Parts A, B, and C - ORR	From first dose of BNT329 until end of study (up to approximately 36 months).	Per dose level/cohort. Defined as the proportion of participants in whom a confirmed CR or PR (based on the investigator's assessment) is observed as best overall response.
All parts - Disease control rate	From first dose of BNT329 until end of study (up to approximately 36 months).	Per dose level/cohort/arm. Defined as the proportion of participants in whom a CR or PR or stable disease (assessed at least 6 weeks \[±2 days\] after the first BNT329 dose) is observed as best ORR per investigator's assessment.
All parts - Duration of response	From first dose of BNT329 until end of study (up to approximately 36 months).	Per dose level/cohort/arm. Defined as the time from first objective response (CR or PR) to first occurrence of objective tumor progression (PD) or death from any cause, whichever occurs first.
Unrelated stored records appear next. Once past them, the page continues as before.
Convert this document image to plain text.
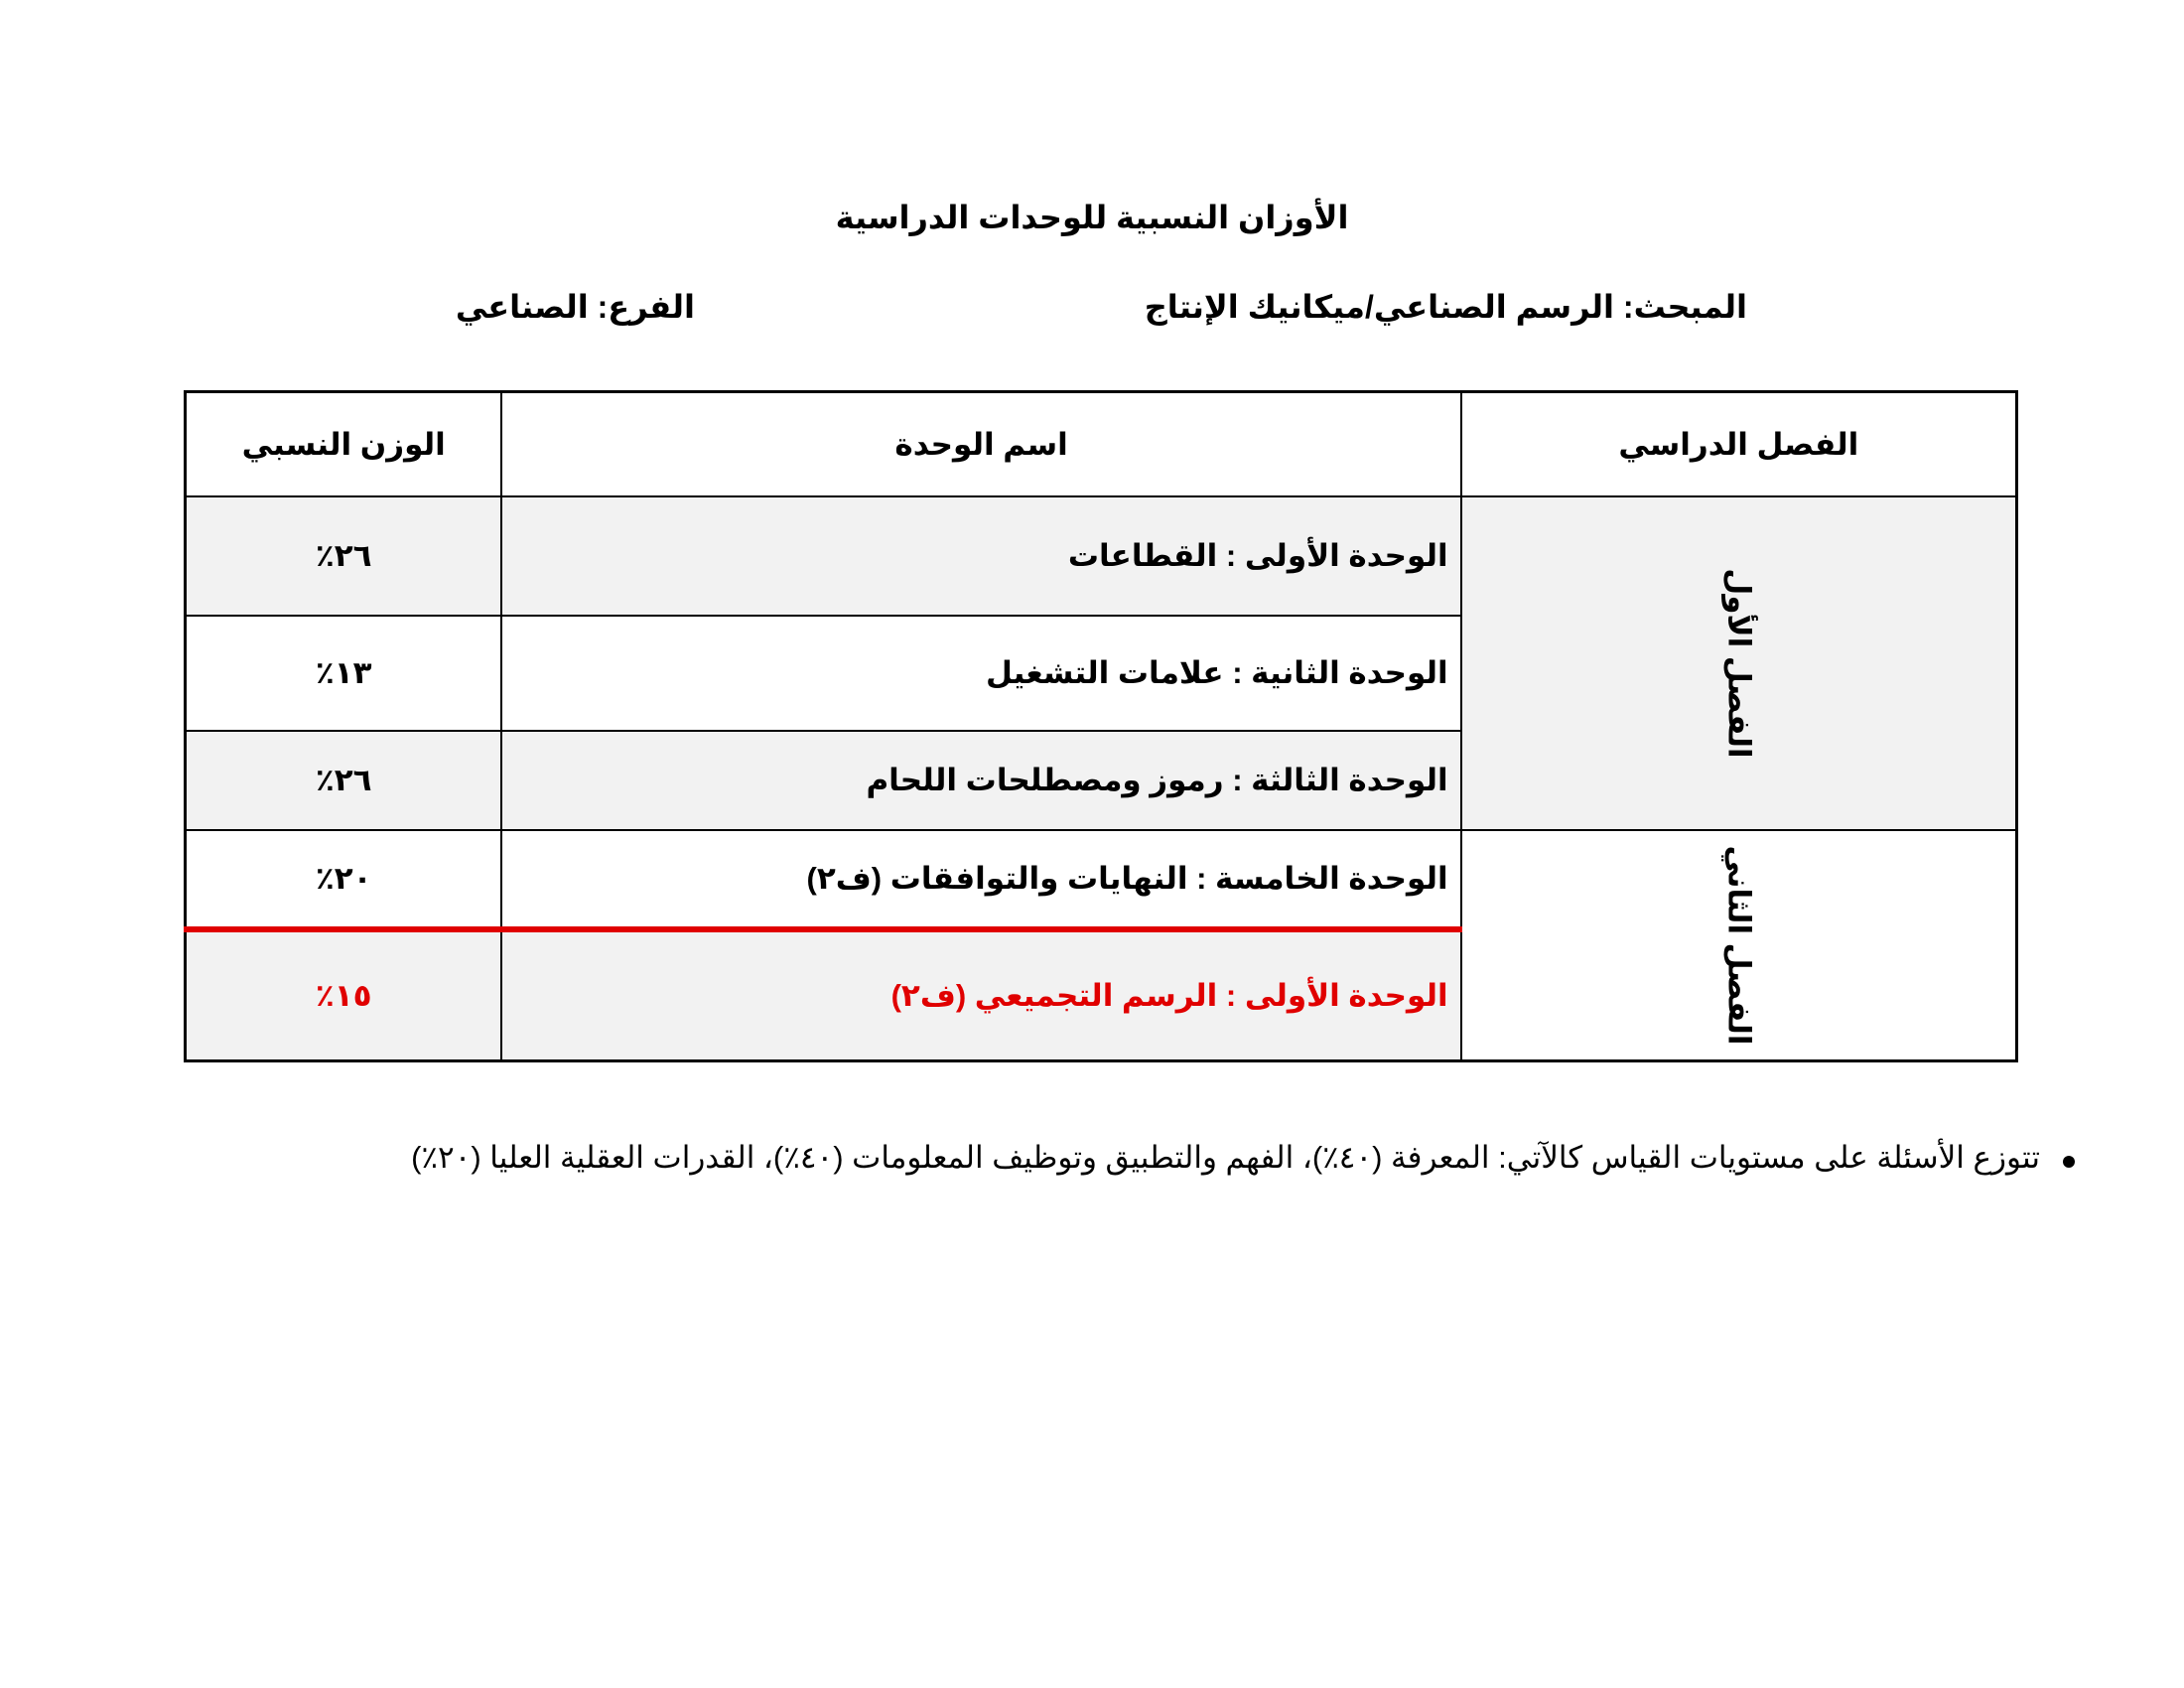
الأوزان النسبية للوحدات الدراسية

المبحث: الرسم الصناعي/ميكانيك الإنتاج

الفرع: الصناعي

الفصل الدراسي	اسم الوحدة	الوزن النسبي
الفصل الأول	الوحدة الأولى : القطاعات	٢٦٪
	الوحدة الثانية : علامات التشغيل	١٣٪
	الوحدة الثالثة : رموز ومصطلحات اللحام	٢٦٪
الفصل الثاني	الوحدة الخامسة : النهايات والتوافقات (ف٢)	٢٠٪
	الوحدة الأولى : الرسم التجميعي (ف٢)	١٥٪

تتوزع الأسئلة على مستويات القياس كالآتي: المعرفة (٤٠٪)، الفهم والتطبيق وتوظيف المعلومات (٤٠٪)، القدرات العقلية العليا (٢٠٪)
All parts: Anti-drug antibody (ADA) prevalence	From first dose of BNT329 until up to 60 days after the last dose of BNT329 (up to 26 months).	Per dose level/cohort/arm. Defined as the proportion of participants who are ADA positive at any timepoint (either baseline or post-baseline) (if data permit).
All parts - ADA incidence	From first dose of BNT329 until up to 60 days after the last dose of BNT329 (up to 26 months).	Per dose level/cohort/arm. Defined as the proportion of participants having treatment-emergent ADA (if data permit).